Akamai Technologies’ Q4 2014 State of the Internet – Security Report, produced by the Prolexic Security Engineering and Research Team (PLXsert), found that compared to Q4 a year ago, there were 57% more DDoS attacks and a 28% increase in average attack duration. Compared to the previous quarter, attacks spiked by 90%.

"An incredible number of DDoS attacks occurred in the fourth quarter, almost double what we observed in Q4 a year ago," said John Summers, vice president of the Cloud Security Business Unit, Akamai. "Denial of service is a common and active threat to a wide range of enterprises. The DDoS attack traffic was not limited to a single industry, such as online entertainment that made headlines in December. Instead, attacks were spread among a wide variety of industries."

There were several reasons for the spike in usage, the firm said. For one, resourceful DDoS-for-hire booter suites took a low-investment approach by tapping into reflection-based DDoS attacks. Nearly 40% of all DDoS attacks used reflection techniques, which rely on internet protocols that respond with more traffic than they receive and do not require an attacker to gain control over the server or device.

Further, widespread availability of these types of for-hire DDoS services allowed low-level, non-technical attackers to purchase ready-to-use DDoS services. The expansion of the DDoS-for-hire market also promoted the use of multi-vector campaigns, as the competitive market drove attack innovation. Significantly more multi-vector attacks were observed – 88% more than in Q4 2013. More than 44% of all attacks used multiple attack vectors—representing an 84% increase from a year ago.

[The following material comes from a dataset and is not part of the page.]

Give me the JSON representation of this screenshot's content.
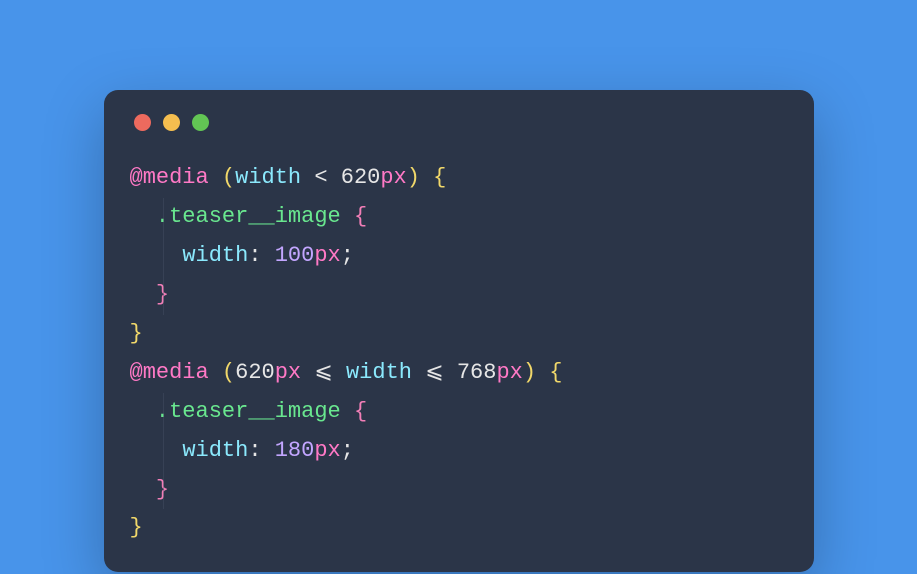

Akamai also found that the timing of DDoS attacks was distributed more evenly in Q4, a DDoS trend that appears to be fueled by an increasing number of targets of greater value in previously underrepresented geographic locations. At the same time, geographical sources of malicious traffic have shifted. The United States and China continued as the lead source countries for DDoS traffic, but instead of the Brazil, Russia, India and China (BRIC) block that dominated in Q3 2014, Q4 DDoS attack traffic came in large part from the United States, China and Western Europe.